Le brun se cambre légèrement en sentant les doigts habiles courir sur lui. Son sexe pulse dans son vêtement de nuit. Les draps sont enroulés autour de leurs corps, le couvre-lit est tombé en dehors du matelas à un moment que Bucky n'a pas remarqué. Leurs odeurs mêlées sont partout, comme chez eux.

Il grogne de contentement alors que son aine devient brûlante et qu'un bourdonnement sourd vrille ses reins. C'est comme à la maison, les mêmes sensations, le même parfum de sel et les mêmes grondements de Chris qu'il sent résonner jusque dans sa propre poitrine.

Sa main trouve naturellement le chemin du sous-vêtement du blond. Chris ondule puissamment contre lui, ses hanches diaboliquement habiles et les muscles de ses cuisses contractés.

Bucky l'embrasse férocement et le blond rit contre sa bouche, au moins aussi avide que lui.

o0O0o

Quand la Mercedes de Chris passe sur Samoa Bridge et traverse les eaux de la baie d'Humboldt, Bucky entrouvre légèrement la fenêtre de sa portière.

Malgré la température un peu fraîche, il laisse les odeurs d'embrun envahir la voiture, piquantes et familières. Le brun esquisse un sourire. Manila lui manque toujours quand il s'éloigne de chez-lui.

À ses côtés, son compagnon pianote du bout des doigts sur sa cuisse dans un rythme un peu saccadé. Chris a été contraint de lui laisser le volant à cent kilomètres d'Eureka, le poignet douloureux et les doigts trop raides. Depuis, il serre les dents de frustration et ne cesse de changer les stations de la radio dès qu'une chanson lui déplaît. Malgré la douceur de son caractère, cela arrive bien trop fréquemment, surtout quand il a décidé qu'il détestait Johnny Cash alors que Bucky l'adore.
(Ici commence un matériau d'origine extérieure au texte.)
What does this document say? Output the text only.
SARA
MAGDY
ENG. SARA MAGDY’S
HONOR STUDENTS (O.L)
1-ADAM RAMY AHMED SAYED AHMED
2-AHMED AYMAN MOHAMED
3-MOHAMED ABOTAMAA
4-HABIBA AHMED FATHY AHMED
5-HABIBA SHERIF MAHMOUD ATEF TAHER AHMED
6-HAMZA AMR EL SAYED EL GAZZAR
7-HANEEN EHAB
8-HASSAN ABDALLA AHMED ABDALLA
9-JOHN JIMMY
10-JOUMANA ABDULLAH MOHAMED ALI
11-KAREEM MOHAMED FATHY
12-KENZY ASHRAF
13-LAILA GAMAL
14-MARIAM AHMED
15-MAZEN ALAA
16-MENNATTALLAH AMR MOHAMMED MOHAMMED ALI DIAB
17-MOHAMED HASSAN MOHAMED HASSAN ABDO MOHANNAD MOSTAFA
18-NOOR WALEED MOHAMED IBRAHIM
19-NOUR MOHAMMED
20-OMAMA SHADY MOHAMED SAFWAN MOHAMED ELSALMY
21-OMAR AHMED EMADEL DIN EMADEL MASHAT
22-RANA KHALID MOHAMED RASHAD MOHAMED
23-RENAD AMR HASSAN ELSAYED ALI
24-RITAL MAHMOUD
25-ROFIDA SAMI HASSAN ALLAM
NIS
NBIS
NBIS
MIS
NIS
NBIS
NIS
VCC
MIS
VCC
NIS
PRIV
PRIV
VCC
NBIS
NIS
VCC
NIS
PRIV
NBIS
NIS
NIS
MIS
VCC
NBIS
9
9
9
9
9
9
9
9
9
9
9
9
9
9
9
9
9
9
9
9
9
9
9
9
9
Le brun le couve du regard sans pouvoir s'en empêcher. Ses bougonneries sont déraisonnablement adorables. Cela lui fait même oublier les paroles de Marry Carrey, All I Want fort Christmas is You, que Chris chante d'un ton particulièrement faux depuis qu'ils se sont engagés sur la route 101 le long d'Arcata Bay. C'est douloureux à entendre mais le blond marmonne d'une façon qui fait rouler joliment les muscles de sa mâchoire alors Bucky sourit toujours et il détourne nonchalamment le regard quand son regard croise le sien.

Alors que la Mercedes dépasse Tuluwat Island, le jeune homme se redresse légèrement sur son siège.

— « Regarde, nous sommes rentrés à la maison », lui dit-il en pointant l'horizon du doigt.

Devant eux les pentes nues de la côte de Manila se découpent, son relief plat et un peu austère. Chris esquisse un sourire, un peu plus vrai que tous les autres depuis qu'il ne conduit plus.

— « J'ai aimé le mont Satcha. »

— « C'était une excellente idée, tu pourras remercier Caleb de t'avoir suggérer d'aller passer du temps à Mount Shasta. Il me tarde d'être à nouveau aux beaux jours, j'aimerais bien repartir avec toi. »

— « Est-ce que tu voudras choisir la destination ? »

— « Tu m'as parlé du Mexique quand on était à Ruth Lake, n'est-ce pas ? »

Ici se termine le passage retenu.